Big Builder '07 Conference

When Scott Hearty was named vice president of national purchasing operations for Standard Pacific and asked to head up its 1Standard national purchasing initiative in January 2005, it was more than challenging to negotiate national scale deals with suppliers. The first obstacle was that there was no way for him to tell which divisions were using which manufacturers.

Scott Hearty Photo: Courtesy Standard Pacific Homes So the initial task in the 30-plus-year home building veteran's mission to take advantage of Standard Pacific's scale was to create a database of all its suppliers and trades. Next up was negotiating national deals with many of them. Now the company is focusing on narrowing the list down to fewer suppliers to source much better deals.

That's more of a trick for Standard Pacific than for other builders because, rather than issuing a corporate directive requiring the use of certain products and suppliers, Standard Pacific would rather seek buy-in from every division. Recently, the company asked each division to vote on its supplier preferences. The next step is to use those preferences as a guide that will detail how it will benefit the company to consolidate its suppliers.

"A lot of companies will select products that every division will use, and it's mandated," Hearty says. "That's a very quick way to roll out change. But any time you force someone to use a product or do something outside their comfort zone, there is a certain resistance and possible failure."

While Standard Pacific's efforts to buy nationally aren't complete, Hearty thinks that when they are the changes will be embraced and make for reductions in costs and improvements in efficiency because they will have been vetted by the entire company team, not just corporate. "None of us is as smart as all of us," he says.


So far, 1Standard's efforts to work together as one company seem to be doing the job. Company estimates are that the initiatives have resulted in $66 million in savings across the country–not including an average of $10,100 per house in reductions achieved through better value engineering home plans, exceeding $18 million in the first seven projects.

Standard Pacific's success shows that savings can be made by partnering throughout the company to develop best practices rather than mandating them from the top down.

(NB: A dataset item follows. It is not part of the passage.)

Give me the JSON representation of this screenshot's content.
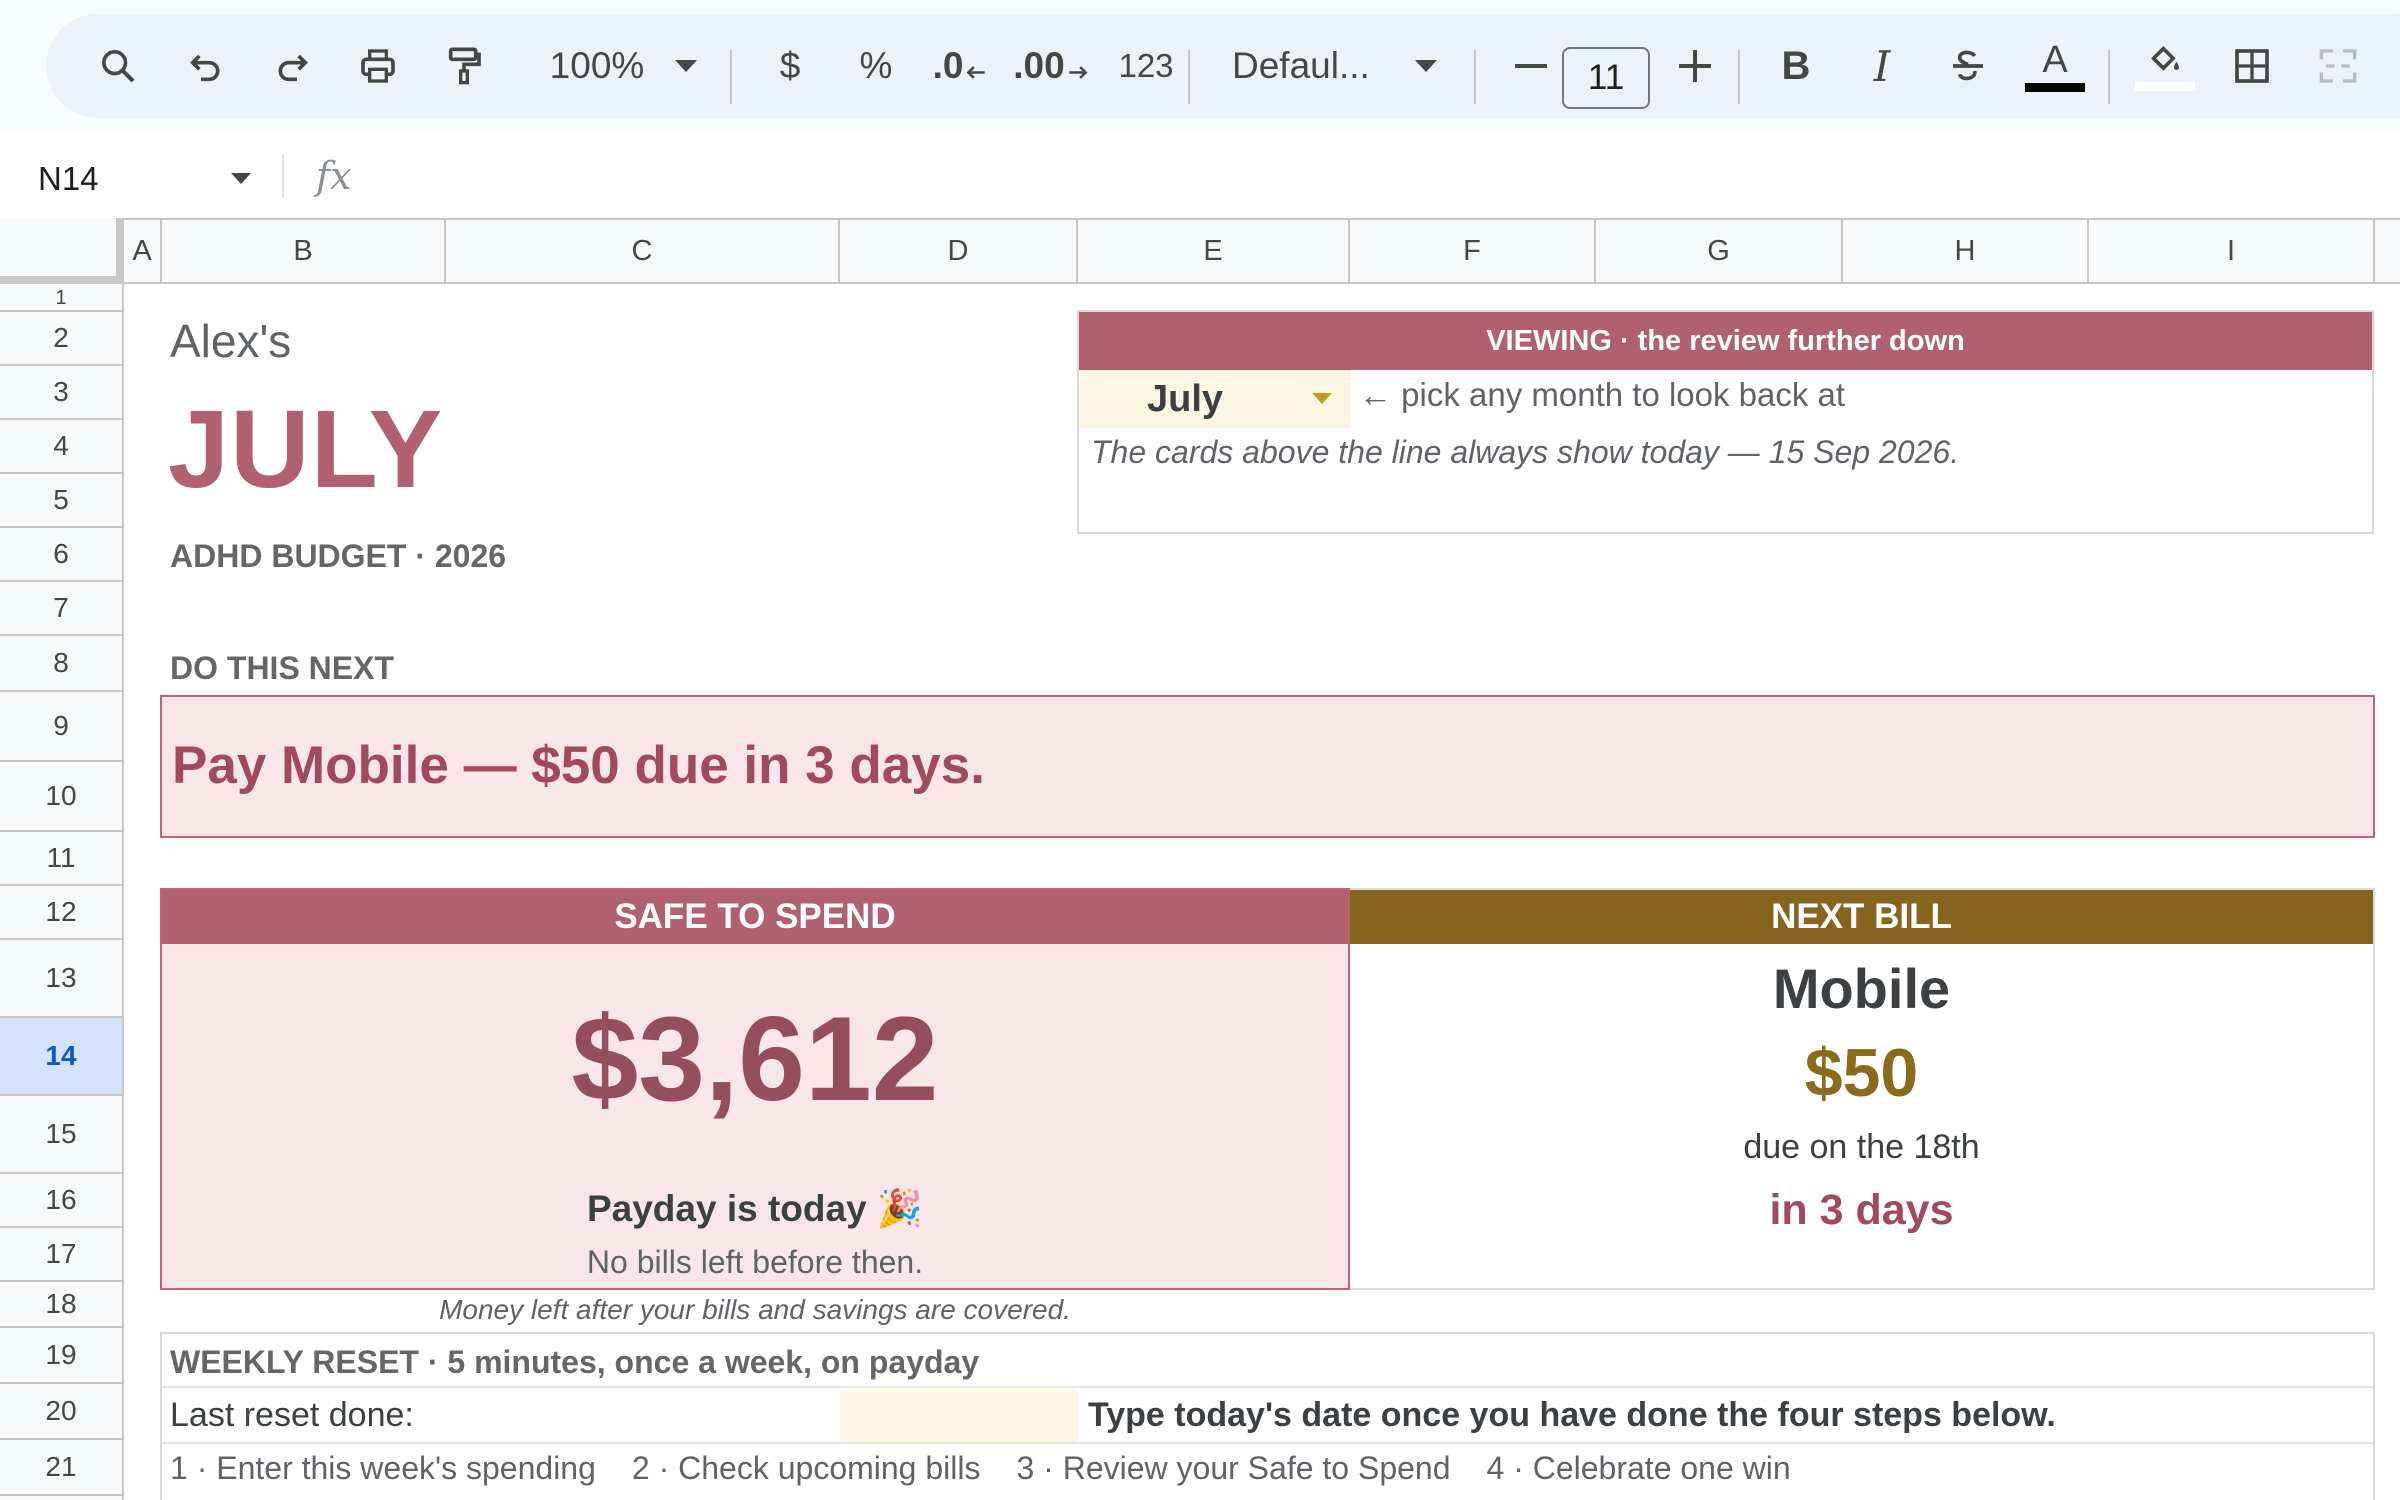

Hearty, 48, joined Standard Pacific's Orange County division in 1984, working as a customer service representative, assistant construction manager, on-site and off-site purchasing agent, new-home warranty manager, and VP of purchasing before moving up to his current position. Prior to joining Standard Pacific, he worked for other California builders in purchasing and supervisiory capacities.


"Our goal this year is to pull everything together ...and see if we can further consolidate," Hearty says. "I think the divisions now see the benefits of working together, not just talking together. They are more open to it today than ever, and they are becoming more and more comfortable with each other with 1Standard and more comfortable with the process."